Rheumatoid Hand & Wrist MRI
In inflammatory arthritis, damage prevention depends on catching disease early — MRI sees the inflammation and the first erosions long before plain films do.
What MRI adds over X-ray
Plain radiographs show established erosions — i.e. damage that has already happened. MRI (often with contrast) reveals the active inflammation and the earliest bone changes, supporting earlier diagnosis and a treat-to-target approach.
The three key findings
- Synovitis: enhancing thickened synovium — the active inflammatory driver.
- Bone-marrow oedema (osteitis): predicts erosive progression.
- Erosions: detected earlier and in more joints than on X-ray.
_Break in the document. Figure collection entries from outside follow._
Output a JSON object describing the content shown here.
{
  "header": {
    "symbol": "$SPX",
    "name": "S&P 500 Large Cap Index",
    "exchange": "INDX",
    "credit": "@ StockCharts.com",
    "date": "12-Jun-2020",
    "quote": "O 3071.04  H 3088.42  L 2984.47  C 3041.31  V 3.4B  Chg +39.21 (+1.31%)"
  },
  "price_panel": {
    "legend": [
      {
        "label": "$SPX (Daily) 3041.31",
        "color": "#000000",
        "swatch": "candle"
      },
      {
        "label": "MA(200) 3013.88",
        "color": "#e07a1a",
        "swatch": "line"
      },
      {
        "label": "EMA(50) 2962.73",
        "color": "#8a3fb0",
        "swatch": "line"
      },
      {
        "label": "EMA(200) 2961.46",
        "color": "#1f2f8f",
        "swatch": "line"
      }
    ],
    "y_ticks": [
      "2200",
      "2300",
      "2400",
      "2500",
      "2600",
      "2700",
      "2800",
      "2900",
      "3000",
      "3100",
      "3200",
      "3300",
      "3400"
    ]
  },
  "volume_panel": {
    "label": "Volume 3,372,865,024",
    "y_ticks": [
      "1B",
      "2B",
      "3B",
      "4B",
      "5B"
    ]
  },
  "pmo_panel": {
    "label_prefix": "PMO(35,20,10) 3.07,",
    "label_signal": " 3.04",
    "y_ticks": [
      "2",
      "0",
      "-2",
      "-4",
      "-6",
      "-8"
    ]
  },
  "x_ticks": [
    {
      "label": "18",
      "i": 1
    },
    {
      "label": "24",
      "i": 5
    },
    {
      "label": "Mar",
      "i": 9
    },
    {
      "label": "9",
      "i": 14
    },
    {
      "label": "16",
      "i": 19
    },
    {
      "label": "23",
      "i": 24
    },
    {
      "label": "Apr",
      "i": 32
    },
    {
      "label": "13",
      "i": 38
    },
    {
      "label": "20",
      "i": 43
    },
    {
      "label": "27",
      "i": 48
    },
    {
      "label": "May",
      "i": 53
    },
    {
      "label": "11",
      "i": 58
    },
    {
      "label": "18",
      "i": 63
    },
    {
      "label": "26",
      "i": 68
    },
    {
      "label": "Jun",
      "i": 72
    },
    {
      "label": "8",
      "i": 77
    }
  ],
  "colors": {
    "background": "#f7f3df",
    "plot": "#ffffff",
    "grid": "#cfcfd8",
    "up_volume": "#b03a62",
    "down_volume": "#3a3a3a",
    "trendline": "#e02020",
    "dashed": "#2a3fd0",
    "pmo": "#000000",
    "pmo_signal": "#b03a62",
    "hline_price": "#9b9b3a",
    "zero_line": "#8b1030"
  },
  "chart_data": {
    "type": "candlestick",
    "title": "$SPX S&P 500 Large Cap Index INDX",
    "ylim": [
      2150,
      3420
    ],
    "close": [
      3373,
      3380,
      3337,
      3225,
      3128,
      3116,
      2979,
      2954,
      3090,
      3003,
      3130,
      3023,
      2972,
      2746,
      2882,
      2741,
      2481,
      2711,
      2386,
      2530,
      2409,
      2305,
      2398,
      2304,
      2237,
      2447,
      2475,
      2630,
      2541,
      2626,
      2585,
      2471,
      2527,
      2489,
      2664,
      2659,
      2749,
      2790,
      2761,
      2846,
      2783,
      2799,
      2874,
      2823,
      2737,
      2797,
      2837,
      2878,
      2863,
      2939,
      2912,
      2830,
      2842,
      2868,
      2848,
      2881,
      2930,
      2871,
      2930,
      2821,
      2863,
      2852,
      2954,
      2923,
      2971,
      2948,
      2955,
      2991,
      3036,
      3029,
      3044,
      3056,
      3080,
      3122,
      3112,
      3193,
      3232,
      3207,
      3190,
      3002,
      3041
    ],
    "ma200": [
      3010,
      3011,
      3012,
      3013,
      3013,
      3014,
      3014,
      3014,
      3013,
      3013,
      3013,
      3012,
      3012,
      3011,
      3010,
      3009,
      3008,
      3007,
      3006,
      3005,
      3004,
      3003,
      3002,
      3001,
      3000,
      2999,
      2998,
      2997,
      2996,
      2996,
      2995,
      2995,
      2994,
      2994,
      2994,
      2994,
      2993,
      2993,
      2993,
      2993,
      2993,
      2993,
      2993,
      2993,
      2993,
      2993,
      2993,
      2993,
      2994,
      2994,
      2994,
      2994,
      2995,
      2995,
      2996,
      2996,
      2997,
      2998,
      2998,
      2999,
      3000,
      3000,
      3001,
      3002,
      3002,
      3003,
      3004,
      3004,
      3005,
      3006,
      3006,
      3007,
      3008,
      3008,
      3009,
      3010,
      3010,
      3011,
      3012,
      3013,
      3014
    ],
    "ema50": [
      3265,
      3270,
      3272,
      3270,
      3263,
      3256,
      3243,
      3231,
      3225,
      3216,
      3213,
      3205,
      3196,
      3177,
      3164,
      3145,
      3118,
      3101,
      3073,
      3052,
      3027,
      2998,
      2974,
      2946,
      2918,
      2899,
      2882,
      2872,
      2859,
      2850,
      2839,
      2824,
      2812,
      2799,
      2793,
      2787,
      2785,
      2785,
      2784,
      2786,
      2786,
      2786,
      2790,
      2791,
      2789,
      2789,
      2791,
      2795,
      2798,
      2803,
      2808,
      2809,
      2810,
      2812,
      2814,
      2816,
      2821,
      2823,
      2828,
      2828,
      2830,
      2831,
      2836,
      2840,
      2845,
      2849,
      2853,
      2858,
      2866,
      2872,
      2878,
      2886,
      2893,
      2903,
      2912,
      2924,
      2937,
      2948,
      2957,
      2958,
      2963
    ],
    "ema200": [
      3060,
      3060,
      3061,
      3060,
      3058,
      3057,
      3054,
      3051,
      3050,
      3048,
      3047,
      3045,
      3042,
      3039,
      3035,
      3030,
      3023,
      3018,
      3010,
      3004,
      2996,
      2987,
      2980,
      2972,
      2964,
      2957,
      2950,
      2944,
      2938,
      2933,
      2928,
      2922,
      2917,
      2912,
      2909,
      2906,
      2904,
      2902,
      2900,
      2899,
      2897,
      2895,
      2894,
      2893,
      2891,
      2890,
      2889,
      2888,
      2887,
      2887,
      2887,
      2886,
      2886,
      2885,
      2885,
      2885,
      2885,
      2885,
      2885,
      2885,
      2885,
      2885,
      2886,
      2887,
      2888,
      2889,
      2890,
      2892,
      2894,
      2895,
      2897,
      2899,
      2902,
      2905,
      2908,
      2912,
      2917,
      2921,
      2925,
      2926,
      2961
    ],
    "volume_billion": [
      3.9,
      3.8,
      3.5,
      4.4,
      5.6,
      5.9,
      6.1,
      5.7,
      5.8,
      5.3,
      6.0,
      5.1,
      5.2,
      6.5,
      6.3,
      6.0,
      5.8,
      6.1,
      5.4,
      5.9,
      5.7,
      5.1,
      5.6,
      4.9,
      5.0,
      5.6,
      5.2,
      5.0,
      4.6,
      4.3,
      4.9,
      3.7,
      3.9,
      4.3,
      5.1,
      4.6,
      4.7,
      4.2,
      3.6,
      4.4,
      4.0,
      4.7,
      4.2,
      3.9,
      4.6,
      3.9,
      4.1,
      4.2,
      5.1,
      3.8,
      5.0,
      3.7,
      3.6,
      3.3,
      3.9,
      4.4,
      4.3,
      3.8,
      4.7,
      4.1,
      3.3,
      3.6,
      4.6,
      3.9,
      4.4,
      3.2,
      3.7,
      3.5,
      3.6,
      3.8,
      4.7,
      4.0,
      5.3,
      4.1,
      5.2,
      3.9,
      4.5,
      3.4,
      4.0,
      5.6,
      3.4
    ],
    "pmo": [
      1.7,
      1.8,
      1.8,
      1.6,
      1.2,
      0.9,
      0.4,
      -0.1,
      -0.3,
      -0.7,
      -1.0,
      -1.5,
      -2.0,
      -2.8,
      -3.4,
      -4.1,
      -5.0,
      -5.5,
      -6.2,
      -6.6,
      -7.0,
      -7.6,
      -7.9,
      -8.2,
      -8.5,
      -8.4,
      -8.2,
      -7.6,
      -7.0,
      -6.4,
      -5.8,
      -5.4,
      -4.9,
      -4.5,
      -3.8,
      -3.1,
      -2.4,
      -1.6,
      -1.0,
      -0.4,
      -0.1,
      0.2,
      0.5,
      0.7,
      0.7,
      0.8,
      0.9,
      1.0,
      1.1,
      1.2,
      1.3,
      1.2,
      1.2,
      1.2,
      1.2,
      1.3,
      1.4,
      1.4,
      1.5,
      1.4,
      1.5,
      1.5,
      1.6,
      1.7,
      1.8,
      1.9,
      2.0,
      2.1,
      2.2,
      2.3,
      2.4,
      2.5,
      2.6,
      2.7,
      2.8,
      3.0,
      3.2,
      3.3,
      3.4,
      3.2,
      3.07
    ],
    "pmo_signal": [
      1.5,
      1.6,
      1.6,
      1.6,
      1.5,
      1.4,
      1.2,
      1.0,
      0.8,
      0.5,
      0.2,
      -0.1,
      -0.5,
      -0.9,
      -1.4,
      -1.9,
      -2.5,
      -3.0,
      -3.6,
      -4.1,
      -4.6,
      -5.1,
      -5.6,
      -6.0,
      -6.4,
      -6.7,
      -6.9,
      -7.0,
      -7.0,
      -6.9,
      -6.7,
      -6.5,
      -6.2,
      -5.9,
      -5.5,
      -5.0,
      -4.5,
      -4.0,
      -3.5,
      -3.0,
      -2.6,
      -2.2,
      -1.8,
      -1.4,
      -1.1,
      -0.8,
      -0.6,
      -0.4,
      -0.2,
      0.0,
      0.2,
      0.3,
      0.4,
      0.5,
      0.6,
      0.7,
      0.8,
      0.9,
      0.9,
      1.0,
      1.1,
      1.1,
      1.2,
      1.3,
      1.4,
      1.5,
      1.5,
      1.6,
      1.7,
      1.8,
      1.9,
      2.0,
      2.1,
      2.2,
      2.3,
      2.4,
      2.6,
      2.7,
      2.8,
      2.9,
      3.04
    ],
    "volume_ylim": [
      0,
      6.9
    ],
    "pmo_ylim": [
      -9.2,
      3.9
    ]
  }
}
Tenosynovitis is also well shown and contributes to symptoms and damage. The RAMRIS system scores these for research and monitoring.
Use in practice
MRI (and ultrasound) helps in early/undifferentiated arthritis, in assessing subclinical inflammation, and in monitoring response. Findings are integrated with clinical assessment and serology (RF, anti-CCP) rather than used alone.
Reference: Østergaard M et al. OMERACT rheumatoid arthritis MRI scoring system (RAMRIS) and updates.
Educational summary for clinicians; diagnosis is clinical-serological-imaging. Not medical advice.